Alles, was sie bis jetzt fast mühelos unter der Oberfläche gehalten hatte, trat mit einem Schlag nach außen. Mit einem Mal fühlte sie die Tränen in ihren Augen, das Beben ihrer Brust und ihrer Lippen, das Zittern ihrer Arme, Hände und Knie. Und sie fühlte, all den Schmerz. Mit ganzer Wucht. Alles, wofür sie in den letzten Jahren so taub geworden war, nahm sie jetzt und so vollkommen ein, dass sie es nicht einmal schaffte, auf den Beinen zu bleiben.
Hier lag ihr Bruder. Ihr Bruder.
An diesem wundervollen Ort, den sie beide so sehr geliebt hatten. Die Lunayi hatten ihm eines ihrer schönsten Grabstätten geschenkt. Weil er ihnen fast genauso viel bedeutet hatte, wie ihr. Und sie kümmerten sich darum, mit Liebe und Sorgfalt. Im Gegensatz zu ihr, die es nicht gewagt hatte, je wieder einen Fuß auch nur in die Stadt zu setzen. Sie fühlte sich nicht schlecht deswegen. Nicht, weil sie glaubte, dass Amon es ihr nicht verzeihen würde. Sie wusste, er würde verstehen. Er kannte sie am besten. Und doch… Sie war berührt von all der Fürsorge, mit der sich dieses Volk um ihren Bruder kümmerte, auch nach seinem Tod. Begraben wie der Held, der er war. Wie ein Symbol, für etwas wahrhaft Gutes. Für etwas, das verloren war und hätte sein können.

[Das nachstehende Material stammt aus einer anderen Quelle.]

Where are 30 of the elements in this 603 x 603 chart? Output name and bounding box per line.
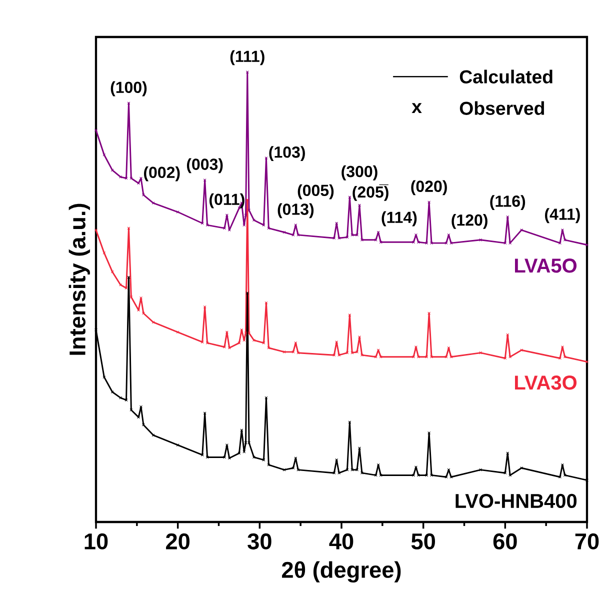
annotation: (411): [545, 208, 580, 224]
annotation: x: [412, 103, 422, 114]
x-tick-label: 70: [575, 533, 599, 550]
annotation: Calculated: [460, 70, 552, 84]
x-tick-label: 40: [329, 533, 354, 550]
annotation: (020): [411, 180, 447, 196]
x-axis-title: 2θ (degree): [282, 561, 401, 583]
series-label: LVO-HNB400: [456, 494, 577, 508]
annotation: (205̅): [352, 184, 388, 201]
annotation: (300): [342, 165, 378, 180]
annotation: (120): [452, 214, 488, 229]
annotation: (013): [278, 203, 314, 218]
series-label: LVA5O: [515, 258, 577, 273]
x-tick-label: 50: [411, 533, 435, 550]
x-tick-label: 60: [493, 533, 517, 550]
x-tick-label: 20: [166, 533, 190, 550]
annotation: (114): [382, 211, 417, 226]
annotation: (002): [144, 166, 180, 182]
y-axis-title: Intensity (a.u.): [68, 204, 90, 355]
annotation: Observed: [460, 101, 544, 115]
annotation: (011): [209, 193, 244, 208]
x-tick-label: 10: [84, 533, 108, 550]
x-tick-label: 30: [248, 533, 272, 550]
annotation: (005): [298, 184, 334, 200]
annotation: (111): [230, 50, 264, 66]
annotation: (100): [110, 81, 147, 96]
annotation: (116): [490, 195, 526, 210]
annotation: (003): [186, 158, 223, 174]
annotation: (103): [269, 146, 305, 161]
series-label: LVA3O: [515, 376, 577, 390]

Dabei waren sie doch noch Kinder gewesen… Kinder!
Rove hatte nicht bemerkt, wann sie auf die Knie gesunken war. Wann sie ihren Kopf gen Boden gesenkt hatte und die Hände in die Gräser über Amons Grab vergraben hatte. Sie fühlte sich selbst erst wieder, als sie Nayris Hand auf ihrer Schulter spürte. Die Spannung in ihren Armen und Händen, die Büschel der Gräser gepackt hatten und verkrampft hielten, nahm nur langsam ab. Sie fühlte die Nässe in ihrem Gesicht, das Brennen ihrer Augen, das wirre Pochen ihres Herzens. Sie würde ganz sicher furchtbar aussehen. Jämmerlich und lächerlich, wie sie sich an Amos Grab klammerte und weinte wie ein kleines Kind. Aber das war nicht wichtig.